I owned my first shotgun when I was 12 and my first rifle when I was 13. Let me tell you two stories about guns. In one case, I didn’t get nervous at all. In the other, I got nervous as all bloody hell.
It was a blustery Saturday morning in North Dakota. I’d been on horseback all week watching my bird dogs run in a field trial. I had a long drive ahead of me, and I stopped at a country diner for breakfast.
Just as a I was walking in, a pickup truck swarming with kids pulled into the parking lot. They trooped into the restaurant as I went in, maybe 9 or 10 of them from about 13 at the youngest to 18 at the oldest.
They were all camo clad in knee-high rubber boots — mostly boys, with two or three girls.
Each one of them carried a shotgun. A big 12-gauge shotgun. I watched them as they laughed, joked, chattered in excited voices with the cook, marched into a back room to store their weapons, then devoured enormous stacks of pancakes with sausage.
They’d been out duck hunting.
I gathered that their ducks were on the menu that night.
Was I nervous? Not in the least. The kids were happy, obviously not the least bit dangerous, and before they stored their weapons, they carried them carefully and respectfully, muzzles pointed at the ground.
They weren’t carrying their shotguns around for “protection” or because they hoped to foil some hypothetical bad guy.
I drove away wishing I had time to wait around for the duck roast that night.
A year or so later at the plastic recycling plant I managed, the midnight shift leader came in one night “packing.”
He had a nine millimeter holstered on his hip and a license that said he had the right to carry it. He sat at the foreman’s desk and showed off his “piece” to every worker clocking in. He canted it at various angles and let the harsh office lighting glint off the barrel’s bluing.

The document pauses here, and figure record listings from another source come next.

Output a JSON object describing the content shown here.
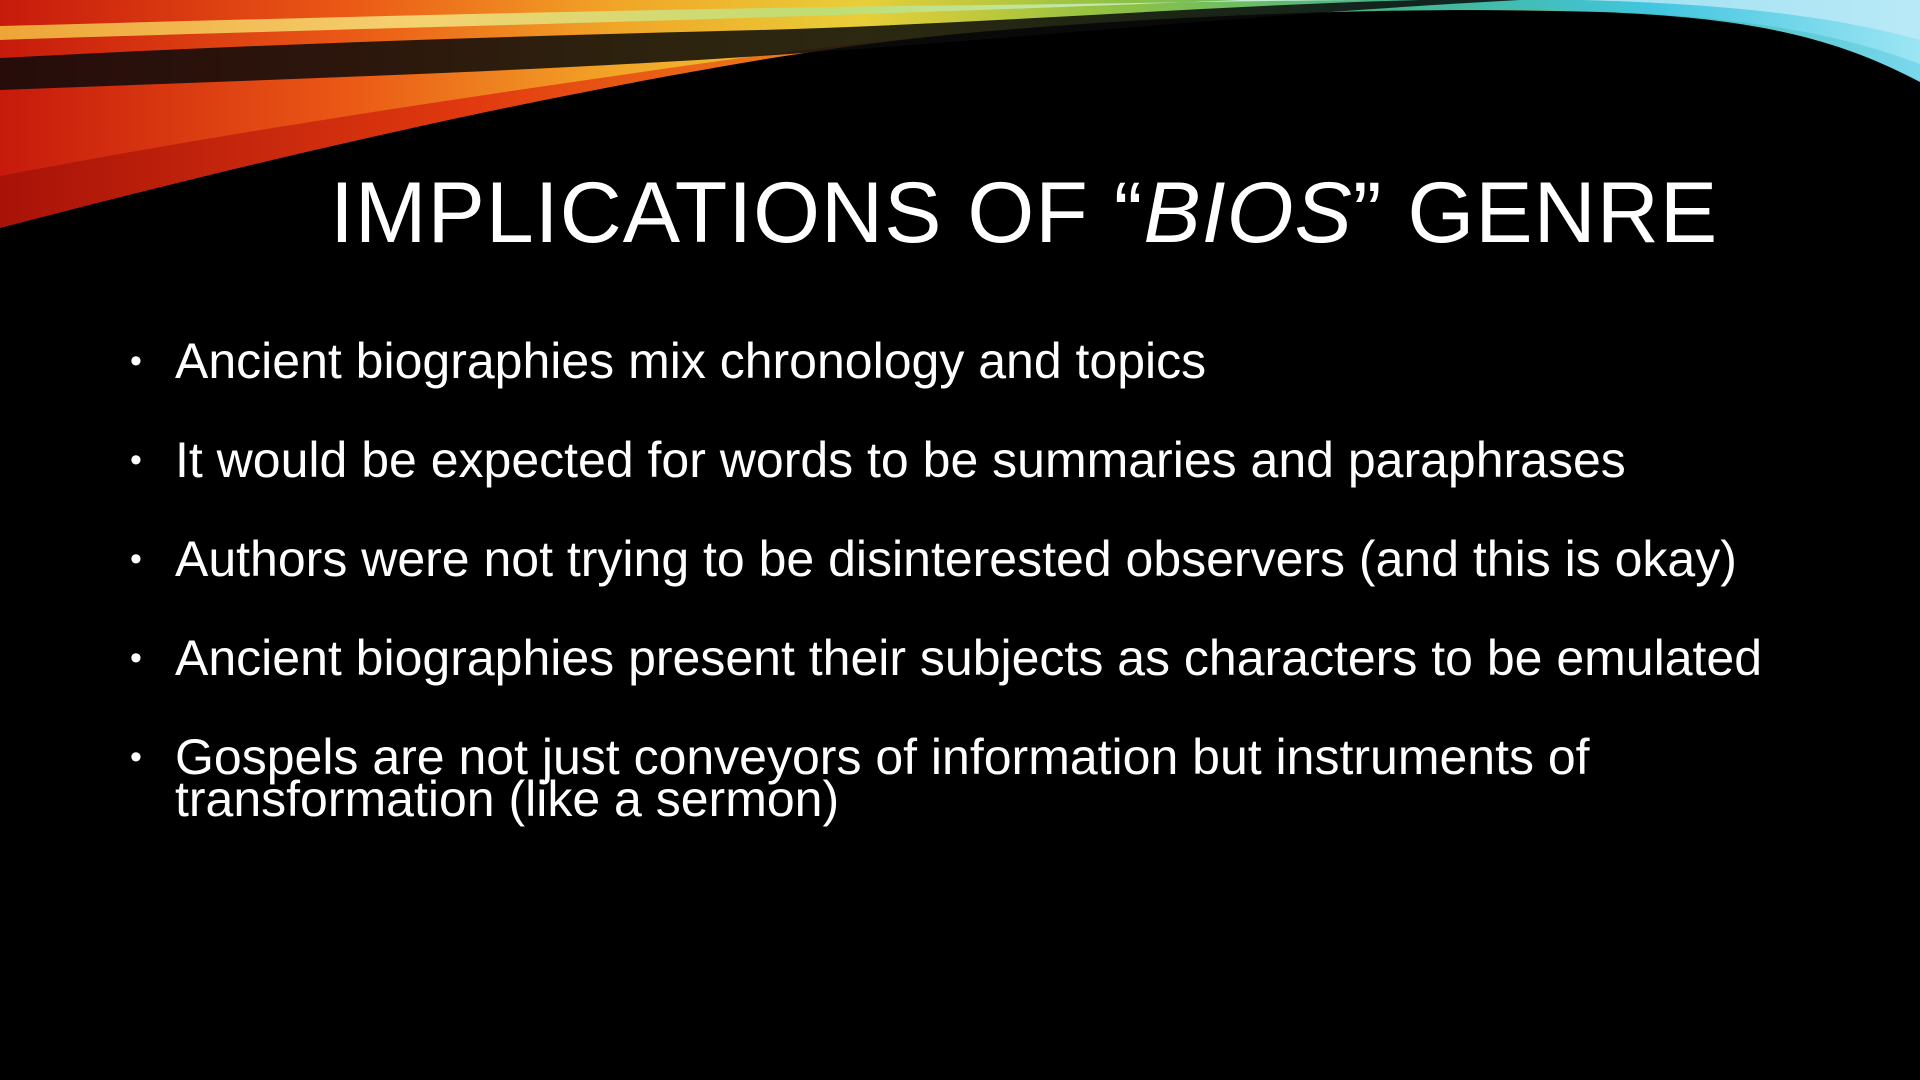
{
  "slide": {
    "title": {
      "before": "IMPLICATIONS OF “",
      "italic": "BIOS",
      "after": "” GENRE"
    },
    "bullets": [
      "Ancient biographies mix chronology and topics",
      "It would be expected for words to be summaries and paraphrases",
      "Authors were not trying to be disinterested observers (and this is okay)",
      "Ancient biographies present their subjects as characters to be emulated",
      "Gospels are not just conveyors of information but instruments of transformation (like a sermon)"
    ]
  },
  "colors": {
    "background": "#000000",
    "text": "#ffffff",
    "ribbon_red": "#e02010",
    "ribbon_orange": "#f08a1c",
    "ribbon_yellow": "#f2d23a",
    "ribbon_green": "#58b848",
    "ribbon_cyan": "#48c8e0"
  }
}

I wasn’t sure what I thought.
But the more he talked about how he’d “take care” of any troublemaker who might enter the plant, the more nervous I got.
Take care of a troublemaker?
We were inside double fences with locked gates. There was no history of violence at the factory. Ever. What was the gun even for? Would he feel tempted to use it if a fight broke out? Did he want people to feel intimidated by him?
It was just senseless.
The guy was apparently getting off having a powerful weapon strapped to his hip. It evidently made him feel big and tough.

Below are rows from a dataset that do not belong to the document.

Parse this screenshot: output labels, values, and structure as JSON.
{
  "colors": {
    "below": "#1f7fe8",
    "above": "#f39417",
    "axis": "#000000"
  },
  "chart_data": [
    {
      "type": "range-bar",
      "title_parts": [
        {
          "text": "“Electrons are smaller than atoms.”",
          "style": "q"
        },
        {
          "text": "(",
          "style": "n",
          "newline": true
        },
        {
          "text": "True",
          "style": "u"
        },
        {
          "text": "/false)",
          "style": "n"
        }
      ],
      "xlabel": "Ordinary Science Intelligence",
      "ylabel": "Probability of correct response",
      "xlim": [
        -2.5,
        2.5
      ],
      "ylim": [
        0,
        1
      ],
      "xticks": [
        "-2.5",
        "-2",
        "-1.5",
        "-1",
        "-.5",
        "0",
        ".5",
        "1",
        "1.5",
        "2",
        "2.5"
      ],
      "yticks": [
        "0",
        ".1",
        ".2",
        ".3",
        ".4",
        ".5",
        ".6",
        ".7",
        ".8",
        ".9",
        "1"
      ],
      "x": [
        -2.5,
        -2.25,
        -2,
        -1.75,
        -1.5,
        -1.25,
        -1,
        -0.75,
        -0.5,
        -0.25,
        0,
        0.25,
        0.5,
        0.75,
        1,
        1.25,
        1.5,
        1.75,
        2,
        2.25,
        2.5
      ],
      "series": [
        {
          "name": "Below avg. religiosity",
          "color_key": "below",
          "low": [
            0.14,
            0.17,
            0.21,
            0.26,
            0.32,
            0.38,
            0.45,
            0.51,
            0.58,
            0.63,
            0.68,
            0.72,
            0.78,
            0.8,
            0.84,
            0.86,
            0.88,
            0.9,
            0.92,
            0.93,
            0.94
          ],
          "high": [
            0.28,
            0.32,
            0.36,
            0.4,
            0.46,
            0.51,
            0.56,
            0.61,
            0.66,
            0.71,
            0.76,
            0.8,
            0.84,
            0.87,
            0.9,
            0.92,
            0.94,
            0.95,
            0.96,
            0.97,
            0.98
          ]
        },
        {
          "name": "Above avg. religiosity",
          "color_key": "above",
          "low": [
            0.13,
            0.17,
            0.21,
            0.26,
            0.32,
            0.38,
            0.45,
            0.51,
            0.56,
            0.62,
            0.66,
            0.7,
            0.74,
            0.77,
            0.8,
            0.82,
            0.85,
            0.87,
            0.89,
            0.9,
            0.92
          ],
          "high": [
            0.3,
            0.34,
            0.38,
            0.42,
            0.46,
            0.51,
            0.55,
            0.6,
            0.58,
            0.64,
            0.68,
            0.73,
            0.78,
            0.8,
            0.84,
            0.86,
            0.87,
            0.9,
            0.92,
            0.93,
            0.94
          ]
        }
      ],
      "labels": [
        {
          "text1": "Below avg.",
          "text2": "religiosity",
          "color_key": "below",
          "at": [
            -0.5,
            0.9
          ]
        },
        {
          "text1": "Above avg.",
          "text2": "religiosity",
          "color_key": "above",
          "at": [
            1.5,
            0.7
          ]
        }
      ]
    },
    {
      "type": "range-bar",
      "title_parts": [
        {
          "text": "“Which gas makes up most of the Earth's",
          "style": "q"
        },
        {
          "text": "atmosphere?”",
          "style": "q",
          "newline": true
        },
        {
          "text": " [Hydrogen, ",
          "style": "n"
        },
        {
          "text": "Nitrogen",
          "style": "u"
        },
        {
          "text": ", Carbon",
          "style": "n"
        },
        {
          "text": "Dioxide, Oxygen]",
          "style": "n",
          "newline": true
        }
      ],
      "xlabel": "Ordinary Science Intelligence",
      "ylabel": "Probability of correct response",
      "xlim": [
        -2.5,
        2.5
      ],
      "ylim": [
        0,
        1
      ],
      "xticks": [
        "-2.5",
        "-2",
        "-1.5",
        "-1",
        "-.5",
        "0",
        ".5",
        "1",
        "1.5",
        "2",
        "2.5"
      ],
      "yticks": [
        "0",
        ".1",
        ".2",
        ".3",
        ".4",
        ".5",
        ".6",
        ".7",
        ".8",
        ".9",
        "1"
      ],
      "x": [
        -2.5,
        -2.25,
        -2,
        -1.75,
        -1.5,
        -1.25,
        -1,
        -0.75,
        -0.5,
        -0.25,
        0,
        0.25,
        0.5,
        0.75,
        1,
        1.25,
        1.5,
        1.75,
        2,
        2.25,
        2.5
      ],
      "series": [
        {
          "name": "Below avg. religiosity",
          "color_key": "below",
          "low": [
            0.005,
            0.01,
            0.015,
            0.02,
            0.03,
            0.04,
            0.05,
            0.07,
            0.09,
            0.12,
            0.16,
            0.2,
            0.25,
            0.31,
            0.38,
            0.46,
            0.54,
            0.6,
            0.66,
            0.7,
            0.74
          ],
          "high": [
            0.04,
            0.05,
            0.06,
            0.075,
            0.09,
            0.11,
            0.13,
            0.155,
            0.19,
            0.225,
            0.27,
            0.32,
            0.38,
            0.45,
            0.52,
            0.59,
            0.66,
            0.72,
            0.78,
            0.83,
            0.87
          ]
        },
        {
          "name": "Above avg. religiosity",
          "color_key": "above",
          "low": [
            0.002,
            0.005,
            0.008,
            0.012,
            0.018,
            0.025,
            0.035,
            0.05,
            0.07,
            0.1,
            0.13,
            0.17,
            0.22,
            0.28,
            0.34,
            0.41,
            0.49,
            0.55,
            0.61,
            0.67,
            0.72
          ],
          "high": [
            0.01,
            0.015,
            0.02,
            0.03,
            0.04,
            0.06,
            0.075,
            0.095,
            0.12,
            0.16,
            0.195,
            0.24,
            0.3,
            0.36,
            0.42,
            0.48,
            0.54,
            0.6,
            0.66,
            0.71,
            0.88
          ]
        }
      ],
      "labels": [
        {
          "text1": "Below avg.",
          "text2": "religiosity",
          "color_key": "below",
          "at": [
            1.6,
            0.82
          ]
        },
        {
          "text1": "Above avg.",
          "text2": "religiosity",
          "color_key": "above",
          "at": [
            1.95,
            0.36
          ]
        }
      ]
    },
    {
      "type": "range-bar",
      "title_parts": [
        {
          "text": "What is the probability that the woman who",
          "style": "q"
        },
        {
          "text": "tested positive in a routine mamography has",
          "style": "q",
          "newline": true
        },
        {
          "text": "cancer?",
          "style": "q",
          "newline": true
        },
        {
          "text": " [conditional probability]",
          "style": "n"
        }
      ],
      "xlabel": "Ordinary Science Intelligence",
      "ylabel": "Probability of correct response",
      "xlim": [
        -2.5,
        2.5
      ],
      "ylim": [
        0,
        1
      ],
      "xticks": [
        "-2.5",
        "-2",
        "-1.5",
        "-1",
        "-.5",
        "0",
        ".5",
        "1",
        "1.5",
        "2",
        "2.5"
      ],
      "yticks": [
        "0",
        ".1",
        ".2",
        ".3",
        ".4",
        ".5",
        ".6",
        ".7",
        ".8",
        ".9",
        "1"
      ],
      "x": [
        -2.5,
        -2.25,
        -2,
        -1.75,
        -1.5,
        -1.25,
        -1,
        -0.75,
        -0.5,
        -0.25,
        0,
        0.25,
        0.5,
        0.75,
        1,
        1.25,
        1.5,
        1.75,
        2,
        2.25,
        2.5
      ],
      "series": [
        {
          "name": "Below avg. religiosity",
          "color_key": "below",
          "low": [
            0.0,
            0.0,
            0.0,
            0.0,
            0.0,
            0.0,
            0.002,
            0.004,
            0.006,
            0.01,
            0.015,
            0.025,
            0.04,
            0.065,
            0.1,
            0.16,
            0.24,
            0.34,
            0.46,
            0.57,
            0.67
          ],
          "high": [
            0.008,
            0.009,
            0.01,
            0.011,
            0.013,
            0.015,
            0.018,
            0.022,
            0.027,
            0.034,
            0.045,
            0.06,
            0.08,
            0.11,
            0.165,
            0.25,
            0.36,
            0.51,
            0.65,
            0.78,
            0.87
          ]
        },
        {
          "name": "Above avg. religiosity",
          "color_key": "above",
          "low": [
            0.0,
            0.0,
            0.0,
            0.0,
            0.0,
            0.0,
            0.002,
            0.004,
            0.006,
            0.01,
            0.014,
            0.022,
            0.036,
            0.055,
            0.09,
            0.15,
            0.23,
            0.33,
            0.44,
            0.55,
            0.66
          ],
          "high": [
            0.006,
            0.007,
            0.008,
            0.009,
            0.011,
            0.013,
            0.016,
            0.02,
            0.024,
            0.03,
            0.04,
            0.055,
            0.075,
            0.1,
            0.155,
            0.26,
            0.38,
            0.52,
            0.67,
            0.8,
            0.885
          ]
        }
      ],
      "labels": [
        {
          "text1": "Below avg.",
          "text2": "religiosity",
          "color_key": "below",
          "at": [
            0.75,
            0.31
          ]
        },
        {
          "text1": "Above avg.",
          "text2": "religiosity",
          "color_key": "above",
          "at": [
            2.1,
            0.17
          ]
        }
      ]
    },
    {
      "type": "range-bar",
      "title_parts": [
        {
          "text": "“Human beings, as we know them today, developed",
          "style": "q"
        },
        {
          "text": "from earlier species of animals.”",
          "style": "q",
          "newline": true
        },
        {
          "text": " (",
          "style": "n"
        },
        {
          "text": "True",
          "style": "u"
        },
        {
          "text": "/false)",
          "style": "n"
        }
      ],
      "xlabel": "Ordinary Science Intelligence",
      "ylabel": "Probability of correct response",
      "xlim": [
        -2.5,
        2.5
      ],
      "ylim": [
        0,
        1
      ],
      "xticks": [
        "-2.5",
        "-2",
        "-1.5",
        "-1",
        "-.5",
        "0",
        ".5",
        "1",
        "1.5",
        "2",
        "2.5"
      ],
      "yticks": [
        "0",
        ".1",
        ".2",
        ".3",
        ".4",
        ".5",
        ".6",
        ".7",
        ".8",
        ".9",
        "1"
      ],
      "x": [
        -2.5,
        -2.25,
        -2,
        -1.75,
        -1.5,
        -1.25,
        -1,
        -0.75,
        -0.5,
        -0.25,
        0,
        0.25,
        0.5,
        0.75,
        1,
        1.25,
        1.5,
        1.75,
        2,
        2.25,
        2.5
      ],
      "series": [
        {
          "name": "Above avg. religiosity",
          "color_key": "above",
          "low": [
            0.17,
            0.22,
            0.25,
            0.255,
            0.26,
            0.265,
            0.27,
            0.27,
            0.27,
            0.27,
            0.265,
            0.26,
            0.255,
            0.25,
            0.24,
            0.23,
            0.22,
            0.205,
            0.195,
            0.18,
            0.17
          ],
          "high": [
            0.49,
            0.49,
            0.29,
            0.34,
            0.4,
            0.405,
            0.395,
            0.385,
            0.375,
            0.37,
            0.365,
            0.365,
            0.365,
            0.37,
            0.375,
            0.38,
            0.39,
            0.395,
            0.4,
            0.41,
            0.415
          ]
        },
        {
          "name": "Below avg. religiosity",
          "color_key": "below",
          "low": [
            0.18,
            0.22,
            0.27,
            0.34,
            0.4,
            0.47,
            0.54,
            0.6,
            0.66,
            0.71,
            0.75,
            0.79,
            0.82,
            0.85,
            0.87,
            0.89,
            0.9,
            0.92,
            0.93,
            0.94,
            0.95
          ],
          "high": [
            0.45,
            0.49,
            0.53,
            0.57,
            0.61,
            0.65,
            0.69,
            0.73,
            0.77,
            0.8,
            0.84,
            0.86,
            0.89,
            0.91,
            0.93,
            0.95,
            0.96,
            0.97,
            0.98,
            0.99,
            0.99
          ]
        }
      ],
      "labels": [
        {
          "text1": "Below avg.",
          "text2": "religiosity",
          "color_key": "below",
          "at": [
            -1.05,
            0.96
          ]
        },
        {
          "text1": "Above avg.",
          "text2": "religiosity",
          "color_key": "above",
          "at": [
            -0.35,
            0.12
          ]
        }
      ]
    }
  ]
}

His attitude made me nervous. I told him not to bring it to work again. He was offended. He thought I was wrong to restrict his “right” to bear arms. He was an American, damn it, and Americans carry guns.
Once again, not conservative. I’m not saying American factory foremen have never packed pistols before, but it’s neither normal nor traditional. Carry a gun openly to work and wear it on your hip?
Are you kidding me? That’s not conservative.
I don’t want to live in a world where a casual dispute or tussle can turn instantly deadly because people are toting around weapons they don’t need for anything.
I don’t want to live in a world where firearms are so ordinary that obtaining one is trivial, where anyone with a beef can go on a tear and shoot up a school, a Walmart, or a club.
I’m not saying we need to stop rural people and hunters from buying shotguns. I‘m saying no to people walking around with rapid-fire assault rifles and 200-round drum magazines. I’m saying no to people walking around urban areas with automatic pistols.
The National Rifle Association say no to any kind of sensible gun regulation. Gun ownership has become a cult among conservative Americans, with no discussion of limiting arms even possible.
When I was a kid, people didn’t shoot up schools and clubs. When I was a kid, people didn’t carry automatic weapons around either. Nor did powerful lobbying organizations push for their right to do so. That’s all changed. Today, the NRA and Republican politicians fight for weapons of war to be easily and almost instantly available to just about any American.